# Evaluation

> **Claude Code (Opus 4.6, medium):** "Serena's IDE-backed semantic tools are the single most impactful addition to my toolkit — cross-file renames, moves, and reference lookups that would cost me 8–12 careful, error-prone steps collapse into one atomic call, and I would absolutely ask any developer I work with to set them up."

> **Codex (GPT 5.4, high):** "As a coding agent, I would ask my owner to add Serena because it turns fragile text-and-line-number work into precise symbol-aware navigation and refactoring, which makes real code changes feel faster, safer, and far less blind."

> **Codex (GPT 5.4, medium):** "As a coding agent, I’d absolutely ask my owner to add Serena because it makes me noticeably sharper and calmer on
real code – especially symbol-aware navigation, cross-file refactors, and monorepo dependency jumps – while I still lean
on built-ins for tiny text edits and non-code work." 

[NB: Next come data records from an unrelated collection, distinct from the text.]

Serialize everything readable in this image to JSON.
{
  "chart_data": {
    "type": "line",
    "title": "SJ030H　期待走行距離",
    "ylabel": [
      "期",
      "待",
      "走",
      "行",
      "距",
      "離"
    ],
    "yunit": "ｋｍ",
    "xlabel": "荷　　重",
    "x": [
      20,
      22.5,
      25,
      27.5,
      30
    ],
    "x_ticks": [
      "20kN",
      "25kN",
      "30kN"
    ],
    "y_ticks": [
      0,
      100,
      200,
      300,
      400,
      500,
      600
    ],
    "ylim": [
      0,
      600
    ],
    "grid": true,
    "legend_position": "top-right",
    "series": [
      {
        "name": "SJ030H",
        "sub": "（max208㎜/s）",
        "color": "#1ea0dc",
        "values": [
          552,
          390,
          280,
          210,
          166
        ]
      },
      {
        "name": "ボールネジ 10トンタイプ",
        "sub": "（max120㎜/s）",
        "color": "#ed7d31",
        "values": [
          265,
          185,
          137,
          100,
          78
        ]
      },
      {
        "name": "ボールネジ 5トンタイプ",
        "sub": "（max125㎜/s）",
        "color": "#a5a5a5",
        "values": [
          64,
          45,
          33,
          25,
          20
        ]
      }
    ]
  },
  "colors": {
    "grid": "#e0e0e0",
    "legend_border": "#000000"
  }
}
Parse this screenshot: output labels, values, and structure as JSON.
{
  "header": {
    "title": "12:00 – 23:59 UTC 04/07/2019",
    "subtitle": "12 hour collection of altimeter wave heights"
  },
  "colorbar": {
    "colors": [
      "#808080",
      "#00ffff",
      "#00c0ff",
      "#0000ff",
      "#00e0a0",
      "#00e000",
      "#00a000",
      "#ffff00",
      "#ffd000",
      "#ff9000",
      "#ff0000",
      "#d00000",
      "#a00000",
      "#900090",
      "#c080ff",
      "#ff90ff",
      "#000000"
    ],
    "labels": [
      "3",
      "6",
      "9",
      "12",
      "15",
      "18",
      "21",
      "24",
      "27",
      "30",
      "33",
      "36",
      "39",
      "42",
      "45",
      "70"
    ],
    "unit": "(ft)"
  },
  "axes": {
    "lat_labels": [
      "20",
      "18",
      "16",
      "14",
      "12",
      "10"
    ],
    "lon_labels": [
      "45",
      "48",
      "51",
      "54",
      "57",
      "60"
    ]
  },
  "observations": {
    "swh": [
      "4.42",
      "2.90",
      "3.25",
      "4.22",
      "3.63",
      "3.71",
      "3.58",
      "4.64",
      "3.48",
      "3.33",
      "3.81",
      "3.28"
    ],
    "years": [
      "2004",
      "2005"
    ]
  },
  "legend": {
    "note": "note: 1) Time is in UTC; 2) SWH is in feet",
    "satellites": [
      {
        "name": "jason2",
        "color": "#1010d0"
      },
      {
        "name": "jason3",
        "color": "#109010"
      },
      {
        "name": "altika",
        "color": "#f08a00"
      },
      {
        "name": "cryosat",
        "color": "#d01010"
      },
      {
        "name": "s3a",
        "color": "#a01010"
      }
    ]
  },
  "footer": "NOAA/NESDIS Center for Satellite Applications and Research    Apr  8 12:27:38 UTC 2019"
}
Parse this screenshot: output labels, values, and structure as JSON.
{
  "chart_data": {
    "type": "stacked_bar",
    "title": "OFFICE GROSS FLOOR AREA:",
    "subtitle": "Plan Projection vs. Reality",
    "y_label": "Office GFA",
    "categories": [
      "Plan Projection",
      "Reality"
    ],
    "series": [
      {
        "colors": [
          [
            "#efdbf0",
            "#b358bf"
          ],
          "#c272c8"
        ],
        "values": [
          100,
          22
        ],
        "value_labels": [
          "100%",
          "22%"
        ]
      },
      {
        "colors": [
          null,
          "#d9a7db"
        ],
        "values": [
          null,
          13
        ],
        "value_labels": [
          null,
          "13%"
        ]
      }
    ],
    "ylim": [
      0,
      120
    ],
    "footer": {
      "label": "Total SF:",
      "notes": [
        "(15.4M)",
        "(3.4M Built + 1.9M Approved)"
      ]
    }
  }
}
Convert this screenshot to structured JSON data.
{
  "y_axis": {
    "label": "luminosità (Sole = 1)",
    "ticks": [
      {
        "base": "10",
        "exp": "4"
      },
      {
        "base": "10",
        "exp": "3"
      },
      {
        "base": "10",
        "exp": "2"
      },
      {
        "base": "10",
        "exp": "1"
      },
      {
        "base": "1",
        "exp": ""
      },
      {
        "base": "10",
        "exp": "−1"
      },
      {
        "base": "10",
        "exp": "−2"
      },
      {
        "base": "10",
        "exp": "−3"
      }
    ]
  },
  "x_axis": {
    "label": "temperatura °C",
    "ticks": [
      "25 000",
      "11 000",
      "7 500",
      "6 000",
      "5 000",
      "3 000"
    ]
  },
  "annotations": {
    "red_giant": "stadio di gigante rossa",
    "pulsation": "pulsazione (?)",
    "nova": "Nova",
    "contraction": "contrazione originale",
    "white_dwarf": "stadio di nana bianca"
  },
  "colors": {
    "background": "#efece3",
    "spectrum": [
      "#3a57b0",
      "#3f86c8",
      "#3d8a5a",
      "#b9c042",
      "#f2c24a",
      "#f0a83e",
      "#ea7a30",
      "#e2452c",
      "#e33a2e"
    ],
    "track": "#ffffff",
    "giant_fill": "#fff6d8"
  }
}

These are not marketing quotes – they are the agents' own one-sentence verdicts after
performing hands-on tasks, using both Serena's tools and their built-in
alternatives side by side, on real codebases (large Python library in the case of Claude Code,
medium-sized Java project in the case of Codex).

Different agents in different settings independently converge on the same core finding: Serena's strongest
contribution is collapsing multi-file, semantically-aware operations into single atomic
calls, while built-in tools remain the better choice for small local edits, text search,
config files, and shell work.

## Approach

We gave each agent a single evaluation prompt and pointed it at a codebase. The agent
then performed a wide variety of tasks across five areas (navigation, small edits, large edits,
cross-file refactoring, and workflow effects), executing each task with both toolsets and
recording call counts, payload sizes, and prerequisite steps. Every finding was classified
as either (a) Serena adds capability, (b) Serena applies but offers no improvement,
or (c) outside Serena's scope — a structure that requires reporting negative and neutral
results, not just positive ones.

The agent evaluates itself. This is deliberate: the agent is the actual user of the tools,
so it can judge workflow improvements from direct experience rather than through proxy
metrics. And because the prompt defines task *categories* rather than fixed tasks, anyone
can rerun the evaluation on their own project with their own agent.